12.3 Notwithstanding the provisions of Rule 12.1:
(a)
no such adjustment shall be made if as a result, the Participant receives a benefit that a Shareholder does
not receive; and
(b)
any determination by the Committee as to whether to make any adjustment and if so, the manner in
which such adjustment should be made, must (except in relation to a capitalisation issue) be confirmed
in writing by the Auditors (acting only as experts and not as arbitrators) to be in their opinion, fair and
reasonable.
12.4 Any increase in the issued share capital of the Company as a consequence of the delivery of Shares pursuant to
the vesting of Awards from time to time by the Company or through any other share-based incentive schemes
implemented by the Company will also not be regarded as a circumstance requiring adjustment.
12.5 Upon any adjustment required to be made pursuant to this Rule 12, the Company shall notify the Participant (or
his duly appointed personal representatives where applicable) in writing and deliver to him (or his duly appointed
personal representatives where applicable) a statement setting forth the class and/or number of Shares thereafter
to be issued pursuant to the grant of an Award. Any adjustment shall take effect upon such written notification
being given.
13.
Administration of the Scheme
13.1 The Scheme shall be administered by the Committee in its absolute discretion with such powers and duties as
are conferred on it by the Board, provided that no member of the Committee shall participate in any deliberation
or decision in respect of Awards granted or to be granted to him. The quorum for any Committee meeting shall
be three (3) directors, of which two (2) of the directors shall be independent directors.
13.2 The Committee shall have the power, from time to time, to make and vary such rules (not being inconsistent
with the Scheme) for the implementation and administration of the Scheme as they think fit including, but not
limited to:
(a)
imposing restrictions on the number of Awards that may be vested within each financial year;
(b)
amending Performance Targets in accordance with Rule 8.2, if by so doing, it would be a fairer measure
of performance for a Participant or for the Scheme as a whole.

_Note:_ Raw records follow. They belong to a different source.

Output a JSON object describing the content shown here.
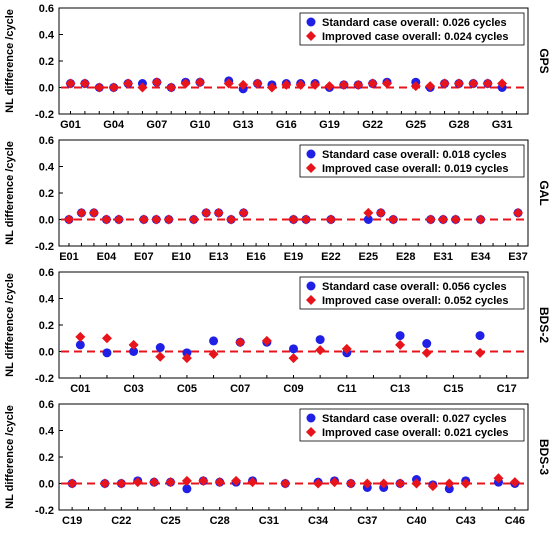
{
  "figure": {
    "ylabel": "NL difference /cycle",
    "legend_labels": {
      "standard": "Standard case overall: ",
      "improved": "Improved case overall: "
    }
  },
  "colors": {
    "standard": "#1f1fe6",
    "improved": "#e8141c",
    "zero_line": "#e8141c",
    "frame": "#000000"
  },
  "chart_data": [
    {
      "type": "scatter",
      "panel": "GPS",
      "title": "GPS",
      "ylim": [
        -0.2,
        0.6
      ],
      "yticks": [
        "-0.2",
        "0.0",
        "0.2",
        "0.4",
        "0.6"
      ],
      "grid": false,
      "legend": "top-right",
      "xlabels": [
        "G01",
        "G04",
        "G07",
        "G10",
        "G13",
        "G16",
        "G19",
        "G22",
        "G25",
        "G28",
        "G31"
      ],
      "x": [
        "G01",
        "G02",
        "G03",
        "G04",
        "G05",
        "G06",
        "G07",
        "G08",
        "G09",
        "G10",
        "G11",
        "G12",
        "G13",
        "G14",
        "G15",
        "G16",
        "G17",
        "G18",
        "G19",
        "G20",
        "G21",
        "G22",
        "G23",
        "G24",
        "G25",
        "G26",
        "G27",
        "G28",
        "G29",
        "G30",
        "G31",
        "G32"
      ],
      "series": [
        {
          "name": "Standard case overall: 0.026 cycles",
          "overall": "0.026 cycles",
          "values": [
            0.03,
            0.03,
            0.0,
            0.0,
            0.03,
            0.03,
            0.04,
            0.0,
            0.04,
            0.04,
            null,
            0.05,
            -0.01,
            0.03,
            0.02,
            0.03,
            0.03,
            0.03,
            0.0,
            0.02,
            0.02,
            0.03,
            0.04,
            null,
            0.04,
            0.0,
            0.03,
            0.03,
            0.03,
            0.03,
            0.0,
            null
          ]
        },
        {
          "name": "Improved case overall: 0.024 cycles",
          "overall": "0.024 cycles",
          "values": [
            0.03,
            0.03,
            0.0,
            0.0,
            0.03,
            0.0,
            0.04,
            0.0,
            0.03,
            0.04,
            null,
            0.03,
            0.02,
            0.03,
            0.0,
            0.02,
            0.02,
            0.02,
            0.01,
            0.02,
            0.02,
            0.03,
            0.03,
            null,
            0.01,
            0.01,
            0.03,
            0.03,
            0.03,
            0.03,
            0.03,
            null
          ]
        }
      ]
    },
    {
      "type": "scatter",
      "panel": "GAL",
      "title": "GAL",
      "ylim": [
        -0.2,
        0.6
      ],
      "yticks": [
        "-0.2",
        "0.0",
        "0.2",
        "0.4",
        "0.6"
      ],
      "grid": false,
      "legend": "top-right",
      "xlabels": [
        "E01",
        "E04",
        "E07",
        "E10",
        "E13",
        "E16",
        "E19",
        "E22",
        "E25",
        "E28",
        "E31",
        "E34",
        "E37"
      ],
      "x": [
        "E01",
        "E02",
        "E03",
        "E04",
        "E05",
        "E06",
        "E07",
        "E08",
        "E09",
        "E10",
        "E11",
        "E12",
        "E13",
        "E14",
        "E15",
        "E16",
        "E17",
        "E18",
        "E19",
        "E20",
        "E21",
        "E22",
        "E23",
        "E24",
        "E25",
        "E26",
        "E27",
        "E28",
        "E29",
        "E30",
        "E31",
        "E32",
        "E33",
        "E34",
        "E35",
        "E36",
        "E37"
      ],
      "series": [
        {
          "name": "Standard case overall: 0.018 cycles",
          "overall": "0.018 cycles",
          "values": [
            0.0,
            0.05,
            0.05,
            0.0,
            0.0,
            null,
            0.0,
            0.0,
            0.0,
            null,
            0.0,
            0.05,
            0.05,
            0.0,
            0.05,
            null,
            null,
            null,
            0.0,
            0.0,
            null,
            0.0,
            null,
            null,
            0.0,
            0.05,
            0.0,
            null,
            null,
            0.0,
            0.0,
            0.0,
            null,
            0.0,
            null,
            null,
            0.05
          ]
        },
        {
          "name": "Improved case overall: 0.019 cycles",
          "overall": "0.019 cycles",
          "values": [
            0.0,
            0.05,
            0.05,
            0.0,
            0.0,
            null,
            0.0,
            0.0,
            0.0,
            null,
            0.0,
            0.05,
            0.05,
            0.0,
            0.05,
            null,
            null,
            null,
            0.0,
            0.0,
            null,
            0.0,
            null,
            null,
            0.05,
            0.05,
            0.0,
            null,
            null,
            0.0,
            0.0,
            0.0,
            null,
            0.0,
            null,
            null,
            0.05
          ]
        }
      ]
    },
    {
      "type": "scatter",
      "panel": "BDS-2",
      "title": "BDS-2",
      "ylim": [
        -0.2,
        0.6
      ],
      "yticks": [
        "-0.2",
        "0.0",
        "0.2",
        "0.4",
        "0.6"
      ],
      "grid": false,
      "legend": "top-right",
      "xlabels": [
        "C01",
        "C03",
        "C05",
        "C07",
        "C09",
        "C11",
        "C13",
        "C15",
        "C17"
      ],
      "x": [
        "C01",
        "C02",
        "C03",
        "C04",
        "C05",
        "C06",
        "C07",
        "C08",
        "C09",
        "C10",
        "C11",
        "C12",
        "C13",
        "C14",
        "C15",
        "C16",
        "C17"
      ],
      "series": [
        {
          "name": "Standard case overall: 0.056 cycles",
          "overall": "0.056 cycles",
          "values": [
            0.05,
            -0.01,
            0.0,
            0.03,
            -0.01,
            0.08,
            0.07,
            0.07,
            0.02,
            0.09,
            -0.01,
            null,
            0.12,
            0.06,
            null,
            0.12,
            null
          ]
        },
        {
          "name": "Improved case overall: 0.052 cycles",
          "overall": "0.052 cycles",
          "values": [
            0.11,
            0.1,
            0.05,
            -0.04,
            -0.05,
            -0.02,
            0.07,
            0.08,
            -0.05,
            0.01,
            0.02,
            null,
            0.05,
            -0.01,
            null,
            -0.01,
            null
          ]
        }
      ]
    },
    {
      "type": "scatter",
      "panel": "BDS-3",
      "title": "BDS-3",
      "ylim": [
        -0.2,
        0.6
      ],
      "yticks": [
        "-0.2",
        "0.0",
        "0.2",
        "0.4",
        "0.6"
      ],
      "grid": false,
      "legend": "top-right",
      "xlabels": [
        "C19",
        "C22",
        "C25",
        "C28",
        "C31",
        "C34",
        "C37",
        "C40",
        "C43",
        "C46"
      ],
      "x": [
        "C19",
        "C20",
        "C21",
        "C22",
        "C23",
        "C24",
        "C25",
        "C26",
        "C27",
        "C28",
        "C29",
        "C30",
        "C31",
        "C32",
        "C33",
        "C34",
        "C35",
        "C36",
        "C37",
        "C38",
        "C39",
        "C40",
        "C41",
        "C42",
        "C43",
        "C44",
        "C45",
        "C46"
      ],
      "series": [
        {
          "name": "Standard case overall: 0.027 cycles",
          "overall": "0.027 cycles",
          "values": [
            0.0,
            null,
            0.0,
            0.0,
            0.02,
            0.01,
            0.01,
            -0.04,
            0.02,
            0.01,
            0.01,
            0.02,
            null,
            0.0,
            null,
            0.01,
            0.02,
            0.0,
            -0.03,
            -0.03,
            0.0,
            0.03,
            -0.01,
            -0.04,
            0.02,
            null,
            0.01,
            0.0
          ]
        },
        {
          "name": "Improved case overall: 0.021 cycles",
          "overall": "0.021 cycles",
          "values": [
            0.0,
            null,
            0.0,
            0.0,
            0.01,
            0.01,
            0.01,
            0.02,
            0.02,
            0.01,
            0.02,
            0.01,
            null,
            0.0,
            null,
            0.0,
            0.01,
            0.0,
            0.0,
            0.0,
            0.0,
            0.0,
            -0.02,
            0.0,
            0.0,
            null,
            0.04,
            0.01
          ]
        }
      ]
    }
  ]
}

13.3 Any decision of the Committee made pursuant to any provision of the Scheme (other than a matter to be
certified by the Auditors) shall be final and binding (including any decisions pertaining to the number of Shares
to be vested) or to disputes as to the interpretation of the Scheme or any rule, regulation, procedure thereunder
or as to any rights under the Scheme.
14.
Notices and annual report
14.1 Any notice required to be given by a Participant to the Company shall be sent or made to the registered office
of the Company or such other addresses as may be notified by the Company to him in writing.
14.2 Any notices or documents required to be given to a Participant or any correspondence to be made between the
Company and the Participant shall be given or made by the Committee (or such person(s) as it may from time to
time direct) on behalf of the Company and shall be delivered to him by hand or sent to him at his home address
according to the records of the Company or at the last known address of the Participant and if sent by post, shall
be deemed to have been given on the day following the date of posting.